When the bullies actually say something out loud or in public email that takes on the administration or a member of the faculty ruling class, it may makes sense to listen but it is so sad to see adults engage in playground antics. And, more often that not the cowardly behavior comes from the children of privilege.
Wednesday, February 25, 2009
Jim Calhoun and Law Professors
I'm a big sports fan. I even watch Mike and Mike with my sling box when away. Golic is beginning to wear on me, though. Recently I have following the Jim Calhoun "we bring in $12 million for the University" affair. This, as you know, is the explanation for and defense of his salary and that of every other big time college coach. The fact that their salaries are set by the market is OK by me although I think it is a pretty screwed up market that values a coach in the multiple millions and the a high school teacher at 30K.

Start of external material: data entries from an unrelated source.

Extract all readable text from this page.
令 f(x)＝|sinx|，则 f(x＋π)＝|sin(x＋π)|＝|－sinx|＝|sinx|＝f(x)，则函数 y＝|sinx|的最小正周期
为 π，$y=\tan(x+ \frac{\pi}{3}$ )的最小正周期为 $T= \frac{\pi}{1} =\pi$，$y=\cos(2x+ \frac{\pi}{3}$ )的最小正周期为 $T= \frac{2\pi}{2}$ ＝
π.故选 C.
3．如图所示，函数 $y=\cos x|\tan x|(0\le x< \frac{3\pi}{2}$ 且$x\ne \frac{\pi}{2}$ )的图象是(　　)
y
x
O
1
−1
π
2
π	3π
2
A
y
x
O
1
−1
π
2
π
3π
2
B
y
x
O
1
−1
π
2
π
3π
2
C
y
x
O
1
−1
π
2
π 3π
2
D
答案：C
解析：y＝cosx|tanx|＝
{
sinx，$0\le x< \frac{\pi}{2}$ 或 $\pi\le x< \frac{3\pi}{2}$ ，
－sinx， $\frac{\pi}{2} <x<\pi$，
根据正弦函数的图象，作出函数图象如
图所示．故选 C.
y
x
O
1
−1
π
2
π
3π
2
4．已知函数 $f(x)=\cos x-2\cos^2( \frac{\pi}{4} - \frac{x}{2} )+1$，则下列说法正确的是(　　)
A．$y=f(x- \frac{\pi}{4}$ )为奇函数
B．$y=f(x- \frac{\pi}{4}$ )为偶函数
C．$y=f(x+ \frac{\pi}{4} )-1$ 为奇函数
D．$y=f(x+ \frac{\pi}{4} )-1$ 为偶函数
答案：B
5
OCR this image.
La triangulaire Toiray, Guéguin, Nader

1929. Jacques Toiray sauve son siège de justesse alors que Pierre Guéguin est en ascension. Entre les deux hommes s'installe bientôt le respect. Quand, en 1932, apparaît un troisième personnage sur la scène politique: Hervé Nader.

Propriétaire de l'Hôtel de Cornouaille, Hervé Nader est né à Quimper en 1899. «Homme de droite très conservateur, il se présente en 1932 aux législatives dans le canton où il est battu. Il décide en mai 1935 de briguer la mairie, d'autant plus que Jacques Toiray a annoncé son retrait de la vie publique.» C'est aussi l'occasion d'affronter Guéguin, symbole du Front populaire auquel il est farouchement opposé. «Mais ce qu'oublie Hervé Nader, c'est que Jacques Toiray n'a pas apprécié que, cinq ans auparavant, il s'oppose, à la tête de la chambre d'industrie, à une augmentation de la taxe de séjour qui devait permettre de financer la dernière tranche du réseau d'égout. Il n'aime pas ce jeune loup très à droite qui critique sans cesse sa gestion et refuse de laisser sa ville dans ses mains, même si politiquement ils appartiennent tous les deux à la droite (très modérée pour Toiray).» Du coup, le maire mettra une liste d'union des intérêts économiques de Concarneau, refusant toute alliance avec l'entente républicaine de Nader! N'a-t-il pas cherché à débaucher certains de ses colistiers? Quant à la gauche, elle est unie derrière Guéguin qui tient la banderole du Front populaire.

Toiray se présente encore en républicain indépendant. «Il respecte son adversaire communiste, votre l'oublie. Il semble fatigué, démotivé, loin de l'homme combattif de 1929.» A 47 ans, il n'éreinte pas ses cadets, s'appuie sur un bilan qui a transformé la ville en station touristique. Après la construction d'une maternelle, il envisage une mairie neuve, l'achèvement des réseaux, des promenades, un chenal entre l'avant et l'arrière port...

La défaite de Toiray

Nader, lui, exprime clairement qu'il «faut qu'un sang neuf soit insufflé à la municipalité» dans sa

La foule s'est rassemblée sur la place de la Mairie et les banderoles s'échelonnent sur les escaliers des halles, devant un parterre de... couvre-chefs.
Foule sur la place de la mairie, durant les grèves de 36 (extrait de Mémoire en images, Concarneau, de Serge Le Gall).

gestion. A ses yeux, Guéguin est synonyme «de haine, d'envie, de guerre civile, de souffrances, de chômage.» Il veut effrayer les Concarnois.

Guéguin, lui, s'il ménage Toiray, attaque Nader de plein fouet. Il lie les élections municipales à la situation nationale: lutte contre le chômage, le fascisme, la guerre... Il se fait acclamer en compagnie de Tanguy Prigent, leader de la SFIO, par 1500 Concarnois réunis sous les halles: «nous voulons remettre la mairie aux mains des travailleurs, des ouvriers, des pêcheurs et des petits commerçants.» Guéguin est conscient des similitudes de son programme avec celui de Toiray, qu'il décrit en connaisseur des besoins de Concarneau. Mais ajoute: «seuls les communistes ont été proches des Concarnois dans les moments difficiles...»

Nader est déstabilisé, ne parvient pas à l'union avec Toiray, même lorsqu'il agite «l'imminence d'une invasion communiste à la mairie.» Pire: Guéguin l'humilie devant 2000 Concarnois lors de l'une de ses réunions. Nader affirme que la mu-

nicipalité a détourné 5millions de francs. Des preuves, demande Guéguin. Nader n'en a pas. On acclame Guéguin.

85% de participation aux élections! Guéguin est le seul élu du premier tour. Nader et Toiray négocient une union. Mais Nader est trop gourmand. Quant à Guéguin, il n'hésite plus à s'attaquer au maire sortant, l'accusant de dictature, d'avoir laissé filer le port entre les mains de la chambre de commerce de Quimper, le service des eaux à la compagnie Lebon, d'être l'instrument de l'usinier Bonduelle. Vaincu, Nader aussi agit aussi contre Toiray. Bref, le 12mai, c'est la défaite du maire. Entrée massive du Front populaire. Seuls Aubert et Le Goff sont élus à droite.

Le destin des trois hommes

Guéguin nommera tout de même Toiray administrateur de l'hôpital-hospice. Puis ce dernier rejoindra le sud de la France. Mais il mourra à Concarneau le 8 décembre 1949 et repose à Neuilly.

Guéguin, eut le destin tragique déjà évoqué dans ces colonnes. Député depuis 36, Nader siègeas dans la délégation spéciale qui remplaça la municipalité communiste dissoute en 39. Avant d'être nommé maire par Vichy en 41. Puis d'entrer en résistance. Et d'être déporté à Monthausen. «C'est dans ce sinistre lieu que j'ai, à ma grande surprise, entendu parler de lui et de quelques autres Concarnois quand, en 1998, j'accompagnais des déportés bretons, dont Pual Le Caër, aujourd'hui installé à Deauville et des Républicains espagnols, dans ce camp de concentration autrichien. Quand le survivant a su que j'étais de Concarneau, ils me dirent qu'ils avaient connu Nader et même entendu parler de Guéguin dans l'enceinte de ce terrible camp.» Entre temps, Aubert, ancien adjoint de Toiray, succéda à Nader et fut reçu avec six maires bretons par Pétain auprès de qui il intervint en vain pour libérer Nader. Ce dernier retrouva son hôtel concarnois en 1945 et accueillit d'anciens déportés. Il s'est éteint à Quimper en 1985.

What concerns me is the way the argument has morphed into some kind moral defense as in "he's really a good guy" and I do not mean Jim Calhoun only. Let's be real. The coaches make their dough on the backs of a captive labor market composed predominately of African Americans and poor people. I'll stay away from the details but you know them anyway. Through a very profitable cooperative effort with the NBA and the NFL, the Schools exercise tremendous monopsony power. So, the next time you hear that the salaries are OK because they are set by the market, remember that the same cannot be said of the employees -- the players. When these high paid coaches concede their part in this exploitation and argue forcefully for extending the benefits of the market to their player I'll find the defense more compelling.
When you think about it maybe they are not much different from many law professors. Law Schools charge ahead to hire new professors from the privileged classes know that the economic downturn may be felt predominately by the non elites at their Universities. Is there that much difference between these two forms of indifference to the condition of those at the bottom of the ladder?